Towhee received a few comments (good) on her condition too


----------



## TheZ's (Jun 13, 2011)

Congratulations to Ajax and Comet. They look like it's was an exhausting day.


----------



## Ljilly28 (Jan 22, 2008)

There they are- the good boys! Congratulations to Comet and Ajax ( and Miss Towhee too).


----------



## Vhuynh2 (Feb 13, 2012)

That's great news! Congratulations.


----------



## MikaTallulah (Jul 19, 2006)

Sunrise said:


> Congratulations
> 
> Towhee received a few comments (good) on her condition too


Towhee you go girlhood getting you figure back after the pups! The boys have nothing on you.


----------



## MikaTallulah (Jul 19, 2006)

Congratulate boys you sexy red heads!


----------



## Tahnee GR (Aug 26, 2006)

Congratulations! It can be a long day,not surprised the boys crashed!


----------



## inge (Sep 20, 2009)

Congratulations!


----------



## sammydog (Aug 23, 2008)

Congratulations on your two new CCAs! I really enjoyed the evaluations when I did it as well. Great learning experience!

Love the pic of he two.


----------



## drofen (Feb 2, 2013)

Gorgeous, gorgeous boys, with or without the new letters at the ends of their names!

Congrats!


----------



## Rainheart (Nov 28, 2010)

Wonderful news, congrats!


----------



## Nairb (Feb 25, 2012)

Congratulations. 




Sent from Petguide.com Free App


----------



## Nairb (Feb 25, 2012)

Tippy, I have a question. I asked in the other thread, but now that you've been through the process, you're probably more prepared to answer. Does handling of the dog come in to play at all in the scoring, or is it ALL about the dog?


----------



## MaureenM (Sep 20, 2011)

Congratulations!!!


----------



## hotel4dogs (Sep 29, 2008)

congratulations! it's fascinating, isn't it?


----------



## tippykayak (Oct 27, 2008)

Nairb said:


> Tippy, I have a question. I asked in the other thread, but now that you've been through the process, you're probably more prepared to answer. Does handling of the dog come in to play at all in the scoring, or is it ALL about the dog?

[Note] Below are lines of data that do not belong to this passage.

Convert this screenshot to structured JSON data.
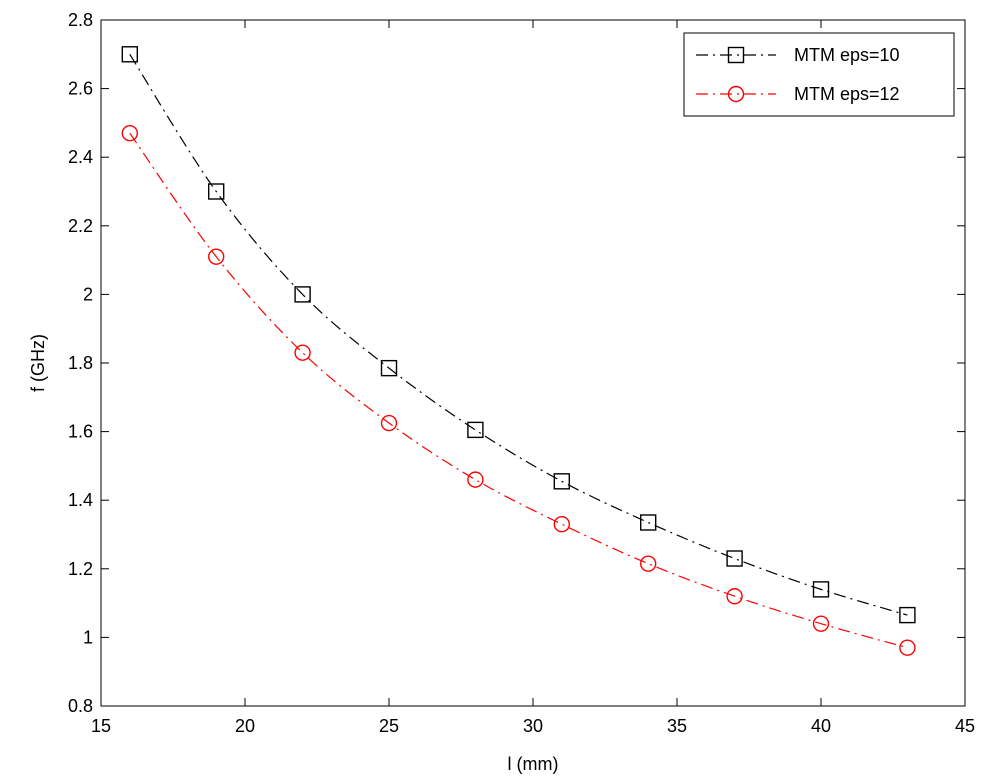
{
  "chart_data": {
    "type": "line",
    "title": "",
    "xlabel": "l (mm)",
    "ylabel": "f  (GHz)",
    "xlim": [
      15,
      45
    ],
    "ylim": [
      0.8,
      2.8
    ],
    "xticks": [
      15,
      20,
      25,
      30,
      35,
      40,
      45
    ],
    "yticks": [
      0.8,
      1,
      1.2,
      1.4,
      1.6,
      1.8,
      2,
      2.2,
      2.4,
      2.6,
      2.8
    ],
    "xtick_labels": [
      "15",
      "20",
      "25",
      "30",
      "35",
      "40",
      "45"
    ],
    "ytick_labels": [
      "0.8",
      "1",
      "1.2",
      "1.4",
      "1.6",
      "1.8",
      "2",
      "2.2",
      "2.4",
      "2.6",
      "2.8"
    ],
    "grid": false,
    "legend_position": "top-right",
    "x": [
      16,
      19,
      22,
      25,
      28,
      31,
      34,
      37,
      40,
      43
    ],
    "series": [
      {
        "name": "MTM eps=10",
        "color": "#000000",
        "marker": "square",
        "line_style": "dash-dot",
        "values": [
          2.7,
          2.3,
          2.0,
          1.785,
          1.605,
          1.455,
          1.335,
          1.23,
          1.14,
          1.065
        ]
      },
      {
        "name": "MTM eps=12",
        "color": "#ff0000",
        "marker": "circle",
        "line_style": "dash-dot",
        "values": [
          2.47,
          2.11,
          1.83,
          1.625,
          1.46,
          1.33,
          1.215,
          1.12,
          1.04,
          0.97
        ]
      }
    ]
  }
}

Bear in mind this is just from my experience this weekend. Other people who have helped run CCAs or who've been evaluators could probably speak more authoritatively.

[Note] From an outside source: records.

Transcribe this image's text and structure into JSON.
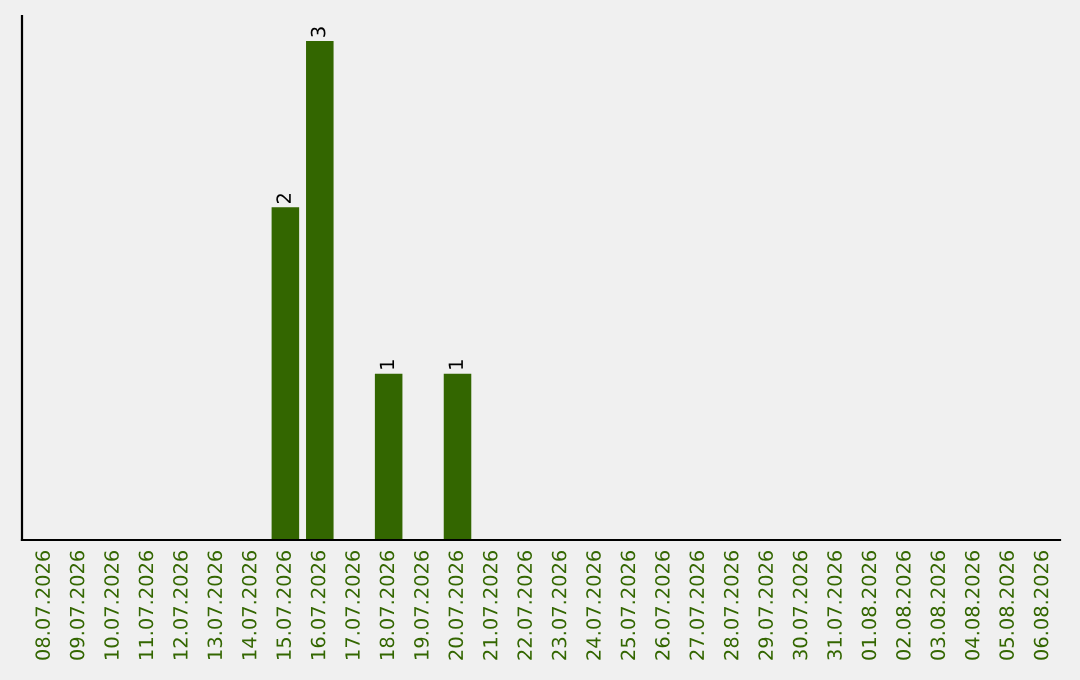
{
  "chart_data": {
    "type": "bar",
    "categories": [
      "08.07.2026",
      "09.07.2026",
      "10.07.2026",
      "11.07.2026",
      "12.07.2026",
      "13.07.2026",
      "14.07.2026",
      "15.07.2026",
      "16.07.2026",
      "17.07.2026",
      "18.07.2026",
      "19.07.2026",
      "20.07.2026",
      "21.07.2026",
      "22.07.2026",
      "23.07.2026",
      "24.07.2026",
      "25.07.2026",
      "26.07.2026",
      "27.07.2026",
      "28.07.2026",
      "29.07.2026",
      "30.07.2026",
      "31.07.2026",
      "01.08.2026",
      "02.08.2026",
      "03.08.2026",
      "04.08.2026",
      "05.08.2026",
      "06.08.2026"
    ],
    "values": [
      0,
      0,
      0,
      0,
      0,
      0,
      0,
      2,
      3,
      0,
      1,
      0,
      1,
      0,
      0,
      0,
      0,
      0,
      0,
      0,
      0,
      0,
      0,
      0,
      0,
      0,
      0,
      0,
      0,
      0
    ],
    "value_labels": [
      null,
      null,
      null,
      null,
      null,
      null,
      null,
      "2",
      "3",
      null,
      "1",
      null,
      "1",
      null,
      null,
      null,
      null,
      null,
      null,
      null,
      null,
      null,
      null,
      null,
      null,
      null,
      null,
      null,
      null,
      null
    ],
    "color": "#336600",
    "ylim": [
      0,
      3.15
    ],
    "tick_labels": "x",
    "grid": false,
    "legend": false
  }
}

I think it's supposed to be all about the dog, and it really did seem to be as much about the dog as possible. Even so, I do think if I weren't such an inexperienced handler, I might have gotten a point more here or there. If Jackie's croup looks steep, I might have been able to minimize that by actually stacking him strategically and training him to allow himself to be stacked (as opposed to putting his foot wherever he wants). However, the evaluators really seemed to make the effort to watch the dog stand and move and stand and move to try to see past any bad handling.

Neither boy has been trained to gait properly next to a handler, nor do I know how to encourage them to do it effectively, so we had to go down and back several times for the evaluators to see any kind of clean gait. Comet kept looking at me because he was trying to heel, which made one of his paws twist out. Jax kept trying to stay with me because he's been trained to give loose leash, but he also couldn't figure out why we weren't running, so he kept switching from walk to canter and wouldn't give a clean trot. The evaluators obviously were looking for the best moments of gaiting to evaluate, but it would have been easier for them to see if I had been able to gait the dogs properly all the way around.

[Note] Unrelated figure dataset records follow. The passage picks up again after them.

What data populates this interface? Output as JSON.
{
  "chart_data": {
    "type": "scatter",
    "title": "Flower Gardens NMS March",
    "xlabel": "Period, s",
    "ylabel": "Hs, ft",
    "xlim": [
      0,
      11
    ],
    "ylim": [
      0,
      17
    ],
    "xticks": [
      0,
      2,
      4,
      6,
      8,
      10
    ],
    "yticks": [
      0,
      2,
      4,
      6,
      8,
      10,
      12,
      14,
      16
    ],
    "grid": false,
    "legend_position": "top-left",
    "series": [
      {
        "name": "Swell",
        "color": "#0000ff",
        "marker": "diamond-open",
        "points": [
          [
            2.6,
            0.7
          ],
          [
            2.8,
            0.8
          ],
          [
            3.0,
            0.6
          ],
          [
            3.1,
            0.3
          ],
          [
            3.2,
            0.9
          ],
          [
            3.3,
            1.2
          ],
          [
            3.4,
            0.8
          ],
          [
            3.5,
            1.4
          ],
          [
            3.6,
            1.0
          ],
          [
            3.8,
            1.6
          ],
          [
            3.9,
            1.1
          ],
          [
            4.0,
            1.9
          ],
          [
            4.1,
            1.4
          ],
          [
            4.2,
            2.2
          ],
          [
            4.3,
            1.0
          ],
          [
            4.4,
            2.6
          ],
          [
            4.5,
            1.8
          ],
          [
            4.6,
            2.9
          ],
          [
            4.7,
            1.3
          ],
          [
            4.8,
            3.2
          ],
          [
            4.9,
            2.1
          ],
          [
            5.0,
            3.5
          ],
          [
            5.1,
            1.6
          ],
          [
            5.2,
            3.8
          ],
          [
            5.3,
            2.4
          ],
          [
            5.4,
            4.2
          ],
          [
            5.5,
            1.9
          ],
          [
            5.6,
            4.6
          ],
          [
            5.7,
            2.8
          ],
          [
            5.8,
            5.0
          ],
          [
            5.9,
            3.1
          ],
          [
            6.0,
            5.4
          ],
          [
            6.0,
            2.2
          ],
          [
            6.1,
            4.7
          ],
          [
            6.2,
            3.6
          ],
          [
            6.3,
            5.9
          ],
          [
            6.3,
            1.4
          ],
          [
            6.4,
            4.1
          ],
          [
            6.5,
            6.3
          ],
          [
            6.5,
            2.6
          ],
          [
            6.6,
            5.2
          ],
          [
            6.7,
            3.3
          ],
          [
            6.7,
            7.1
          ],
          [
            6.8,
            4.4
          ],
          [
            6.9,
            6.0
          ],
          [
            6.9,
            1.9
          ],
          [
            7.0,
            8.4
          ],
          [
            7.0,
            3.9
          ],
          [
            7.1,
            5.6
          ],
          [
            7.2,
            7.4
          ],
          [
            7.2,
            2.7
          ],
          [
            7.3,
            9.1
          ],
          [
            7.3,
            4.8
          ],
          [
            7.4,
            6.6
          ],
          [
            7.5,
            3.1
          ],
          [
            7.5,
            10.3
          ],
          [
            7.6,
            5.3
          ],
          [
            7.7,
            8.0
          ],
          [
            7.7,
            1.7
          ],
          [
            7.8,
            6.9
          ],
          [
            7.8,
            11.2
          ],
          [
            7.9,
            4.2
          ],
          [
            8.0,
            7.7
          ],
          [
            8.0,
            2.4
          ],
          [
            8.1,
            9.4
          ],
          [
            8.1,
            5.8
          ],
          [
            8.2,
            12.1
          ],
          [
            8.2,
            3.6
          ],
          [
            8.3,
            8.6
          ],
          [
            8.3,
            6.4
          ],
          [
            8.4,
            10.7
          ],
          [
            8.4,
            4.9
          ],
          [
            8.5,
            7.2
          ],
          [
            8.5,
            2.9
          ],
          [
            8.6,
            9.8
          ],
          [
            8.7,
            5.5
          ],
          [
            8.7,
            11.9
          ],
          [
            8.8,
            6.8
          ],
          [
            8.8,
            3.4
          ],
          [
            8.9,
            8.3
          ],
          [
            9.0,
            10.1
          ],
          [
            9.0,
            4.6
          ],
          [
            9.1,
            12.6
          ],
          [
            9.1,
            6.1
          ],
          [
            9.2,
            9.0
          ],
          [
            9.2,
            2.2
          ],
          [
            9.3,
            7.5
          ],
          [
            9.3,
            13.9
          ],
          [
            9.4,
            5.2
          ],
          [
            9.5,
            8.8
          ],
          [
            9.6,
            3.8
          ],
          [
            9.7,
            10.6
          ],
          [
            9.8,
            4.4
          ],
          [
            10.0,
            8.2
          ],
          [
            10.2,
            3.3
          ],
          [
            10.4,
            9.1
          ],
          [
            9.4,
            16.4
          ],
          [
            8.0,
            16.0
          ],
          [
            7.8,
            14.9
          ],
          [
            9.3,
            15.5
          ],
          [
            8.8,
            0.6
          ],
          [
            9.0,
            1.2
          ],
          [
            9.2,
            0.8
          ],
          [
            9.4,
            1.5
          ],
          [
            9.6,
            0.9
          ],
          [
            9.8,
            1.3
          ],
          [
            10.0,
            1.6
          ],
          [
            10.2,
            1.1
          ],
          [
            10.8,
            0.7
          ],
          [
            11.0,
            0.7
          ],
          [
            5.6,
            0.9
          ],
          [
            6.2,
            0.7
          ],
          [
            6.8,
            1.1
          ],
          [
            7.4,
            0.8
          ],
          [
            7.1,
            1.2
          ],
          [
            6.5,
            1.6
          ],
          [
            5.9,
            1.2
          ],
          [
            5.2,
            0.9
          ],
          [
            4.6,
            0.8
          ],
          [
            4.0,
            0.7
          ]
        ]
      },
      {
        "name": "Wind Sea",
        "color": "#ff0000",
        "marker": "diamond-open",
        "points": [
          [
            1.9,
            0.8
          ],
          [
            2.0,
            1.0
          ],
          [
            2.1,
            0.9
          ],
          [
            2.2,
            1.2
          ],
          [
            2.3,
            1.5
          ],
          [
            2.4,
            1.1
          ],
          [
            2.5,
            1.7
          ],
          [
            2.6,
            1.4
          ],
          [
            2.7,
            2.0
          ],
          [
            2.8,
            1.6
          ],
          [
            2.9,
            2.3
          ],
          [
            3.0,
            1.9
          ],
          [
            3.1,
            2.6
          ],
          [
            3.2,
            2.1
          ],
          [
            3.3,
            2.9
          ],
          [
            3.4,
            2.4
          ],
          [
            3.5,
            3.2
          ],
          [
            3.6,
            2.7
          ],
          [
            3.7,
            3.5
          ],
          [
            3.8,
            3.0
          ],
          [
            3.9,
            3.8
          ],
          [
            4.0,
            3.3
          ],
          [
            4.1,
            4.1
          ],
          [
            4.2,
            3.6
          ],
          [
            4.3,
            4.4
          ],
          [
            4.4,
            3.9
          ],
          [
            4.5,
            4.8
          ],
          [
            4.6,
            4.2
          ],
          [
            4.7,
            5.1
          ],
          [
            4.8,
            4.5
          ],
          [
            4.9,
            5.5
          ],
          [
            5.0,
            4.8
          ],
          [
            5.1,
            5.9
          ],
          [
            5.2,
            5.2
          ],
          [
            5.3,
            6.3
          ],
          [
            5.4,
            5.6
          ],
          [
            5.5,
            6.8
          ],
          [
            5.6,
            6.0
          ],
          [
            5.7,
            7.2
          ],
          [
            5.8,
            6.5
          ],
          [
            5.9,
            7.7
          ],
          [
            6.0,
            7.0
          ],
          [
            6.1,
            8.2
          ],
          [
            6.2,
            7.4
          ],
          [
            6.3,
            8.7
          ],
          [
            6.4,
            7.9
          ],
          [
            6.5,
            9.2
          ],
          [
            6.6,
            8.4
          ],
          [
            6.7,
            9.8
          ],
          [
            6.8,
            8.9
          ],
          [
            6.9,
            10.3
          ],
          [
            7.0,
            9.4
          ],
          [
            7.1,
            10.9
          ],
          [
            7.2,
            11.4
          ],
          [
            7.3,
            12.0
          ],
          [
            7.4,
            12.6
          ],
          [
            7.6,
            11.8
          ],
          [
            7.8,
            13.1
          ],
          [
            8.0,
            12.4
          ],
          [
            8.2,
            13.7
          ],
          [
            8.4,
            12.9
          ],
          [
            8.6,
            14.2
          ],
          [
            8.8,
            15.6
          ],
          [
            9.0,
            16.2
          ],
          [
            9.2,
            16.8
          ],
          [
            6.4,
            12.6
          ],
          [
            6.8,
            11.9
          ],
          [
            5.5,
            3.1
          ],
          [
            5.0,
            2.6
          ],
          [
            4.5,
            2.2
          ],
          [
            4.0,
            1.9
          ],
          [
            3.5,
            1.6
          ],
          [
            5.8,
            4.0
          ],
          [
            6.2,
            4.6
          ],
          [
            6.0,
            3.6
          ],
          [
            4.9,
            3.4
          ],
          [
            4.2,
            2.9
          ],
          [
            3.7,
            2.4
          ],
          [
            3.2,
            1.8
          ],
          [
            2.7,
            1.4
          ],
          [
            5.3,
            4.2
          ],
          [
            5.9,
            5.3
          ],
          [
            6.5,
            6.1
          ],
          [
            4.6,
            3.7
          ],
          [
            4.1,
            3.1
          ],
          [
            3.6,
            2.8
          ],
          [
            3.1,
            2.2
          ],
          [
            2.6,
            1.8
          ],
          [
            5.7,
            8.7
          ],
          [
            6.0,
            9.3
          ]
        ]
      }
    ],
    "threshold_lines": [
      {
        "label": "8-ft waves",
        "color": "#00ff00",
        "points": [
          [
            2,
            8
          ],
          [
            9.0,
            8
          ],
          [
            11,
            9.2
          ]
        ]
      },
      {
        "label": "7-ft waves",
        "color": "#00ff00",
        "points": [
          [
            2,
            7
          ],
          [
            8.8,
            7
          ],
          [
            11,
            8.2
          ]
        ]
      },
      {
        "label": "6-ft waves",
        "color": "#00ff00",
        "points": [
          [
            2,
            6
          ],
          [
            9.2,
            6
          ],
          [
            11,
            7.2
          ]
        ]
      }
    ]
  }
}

So I think good handling could bring out the best in the dog and make it a lot easier to see, but by the same token, the evaluators were very friendly and thorough in trying to see the dog himself and see past any ineffective handling or lack of ring-specific training.

And since CCA is ultimately pass/fail, I think it would be a very rare situation where handling would be the make or break factor, especially since you can have the dog evaluated six times, ultimately, and only need to score over 75 three of those times.


----------



## CAROLINA MOM (May 12, 2009)

Congratulations to you and your boys.

They're both beautiful, love the Reds.


----------



## OnMyWay2MyDreams (Feb 13, 2011)

Congrats!! They are so handsome! It does make a long day! We had a two and half hour drive one way for ours..and then being there made it exhausting (didn't help I ended up getting sick either?!) It was a very good experience and would do it again for another dog.


----------



## AmbikaGR (Dec 31, 2007)

Congrats again Brian!!! :appl:


----------



## AmbikaGR (Dec 31, 2007)

Nairb said:


> Tippy, I have a question. I asked in the other thread, but now that you've been through the process, you're probably more prepared to answer. Does handling of the dog come in to play at all in the scoring, or is it ALL about the dog?



I think Brian summed it up quite nicely in his response. It is definitely about the dog but having a neatly groomed, behaved dog will not hurt one's chances.  Very difficult for an evaluator to evaluate a dog that will not stand, stand still while being gone over, move in a manner that shows how all the parts work in unison, and so on.


----------